PCOS is short for polycystic ovarian syndrome. It is a hormonal imbalance that affects 10 percent of women of childbearing age. It can cause weight gain, excessive hair growth, and irregular menstrual cycles. It can also lead to infertility. Fortunately, PCOS is something that can be handled naturally.

Exercise

One of the keys to managing PCOS is to balance your hormones. Exercising is one of the ways that you can balance your hormones. Not only does exercise help balance your hormones, but it also helps promote weight loss. Many women who have PCOS are overweight, which can worsen the symptoms.

Moderate exercise, such as brisk walking and cycling, are best for women with PCOS. It is important to note that too much exercise can be counterproductive.

Eliminate Processed Foods

Many women who have PCOS suffer from insulin resistance. This is where the body is not able to efficiently use the insulin that it produces. Insulin resistance can lead to high blood sugar. That is why it is best to limit your intake of processed foods. This includes white flour, pasta, processed meats and corn syrup.

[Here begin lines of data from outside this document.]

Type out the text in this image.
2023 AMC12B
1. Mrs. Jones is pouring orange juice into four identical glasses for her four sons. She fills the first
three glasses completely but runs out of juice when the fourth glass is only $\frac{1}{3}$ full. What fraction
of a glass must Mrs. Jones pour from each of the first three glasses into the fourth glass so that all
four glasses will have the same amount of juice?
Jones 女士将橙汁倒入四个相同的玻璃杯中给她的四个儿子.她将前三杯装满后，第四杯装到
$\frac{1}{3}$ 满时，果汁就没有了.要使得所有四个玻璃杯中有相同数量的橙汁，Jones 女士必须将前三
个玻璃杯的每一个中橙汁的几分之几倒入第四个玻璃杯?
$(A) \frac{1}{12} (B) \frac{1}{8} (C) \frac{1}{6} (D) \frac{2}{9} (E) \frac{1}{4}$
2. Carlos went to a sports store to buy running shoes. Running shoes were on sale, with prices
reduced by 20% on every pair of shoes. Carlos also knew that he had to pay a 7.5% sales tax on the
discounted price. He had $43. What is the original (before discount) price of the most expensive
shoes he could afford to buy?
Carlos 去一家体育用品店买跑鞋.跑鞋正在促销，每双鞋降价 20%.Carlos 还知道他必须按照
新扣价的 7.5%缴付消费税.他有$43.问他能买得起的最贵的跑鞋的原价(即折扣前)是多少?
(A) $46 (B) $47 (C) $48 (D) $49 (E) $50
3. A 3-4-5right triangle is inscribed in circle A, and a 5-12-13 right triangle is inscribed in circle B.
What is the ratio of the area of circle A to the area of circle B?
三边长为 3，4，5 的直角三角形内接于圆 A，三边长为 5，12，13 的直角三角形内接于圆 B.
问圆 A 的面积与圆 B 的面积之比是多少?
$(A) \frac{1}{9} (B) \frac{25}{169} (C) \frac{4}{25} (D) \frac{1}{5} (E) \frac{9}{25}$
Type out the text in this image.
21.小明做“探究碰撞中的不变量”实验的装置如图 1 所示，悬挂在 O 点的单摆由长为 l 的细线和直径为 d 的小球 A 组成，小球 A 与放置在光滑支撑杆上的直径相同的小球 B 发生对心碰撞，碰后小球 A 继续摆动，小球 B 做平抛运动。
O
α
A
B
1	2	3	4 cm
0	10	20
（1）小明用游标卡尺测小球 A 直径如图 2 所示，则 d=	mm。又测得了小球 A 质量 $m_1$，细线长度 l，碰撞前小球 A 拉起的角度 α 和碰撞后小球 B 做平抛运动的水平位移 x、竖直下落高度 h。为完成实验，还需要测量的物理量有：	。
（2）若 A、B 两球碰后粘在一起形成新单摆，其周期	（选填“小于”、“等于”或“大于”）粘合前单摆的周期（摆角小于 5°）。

It can be difficult to make this adjustment. However, once you have gotten used to not eating these foods, you probably will not even crave them anymore. Replace processed foods with leafy greens, vegetables, legumes and seeds.

Reduce Your Stress

Stress can have a negative impact on your endocrine system. This can worsen an existing hormone balance. There are a number of things that you can do in order to manage your stress. Spending time in nature is one of the ways that you can manage your stress. You can also do yoga and meditate. Additionally, journaling is an effective way to manage stress.

Raw Cacao

Cacao is used to make cocoa. Cacao is a great source of magnesium and iron. These are nutrients that you need in order to menstruate regularly. You can improve your PCOS symptoms by having a tablespoon of raw cacao every day.

Calcium and Vitamin D

Both calcium and vitamin D can benefit women who suffer from PCOS. Calcium helps protect the heart. Women who have PCOS are at a greater risk for developing heart disease. Vitamin D helps the body metabolize glucose more efficiently. There was a study done that involved 13 women who suffered from PCOS. Nine of the women had irregular menstrual cycles. Seven of these women were able to regulate their periods by taking Vitamin D.

Women who have PCOS are more likely to develop type 2 diabetes. Studies have shown that most people who have diabetes are deficient in vitamin D.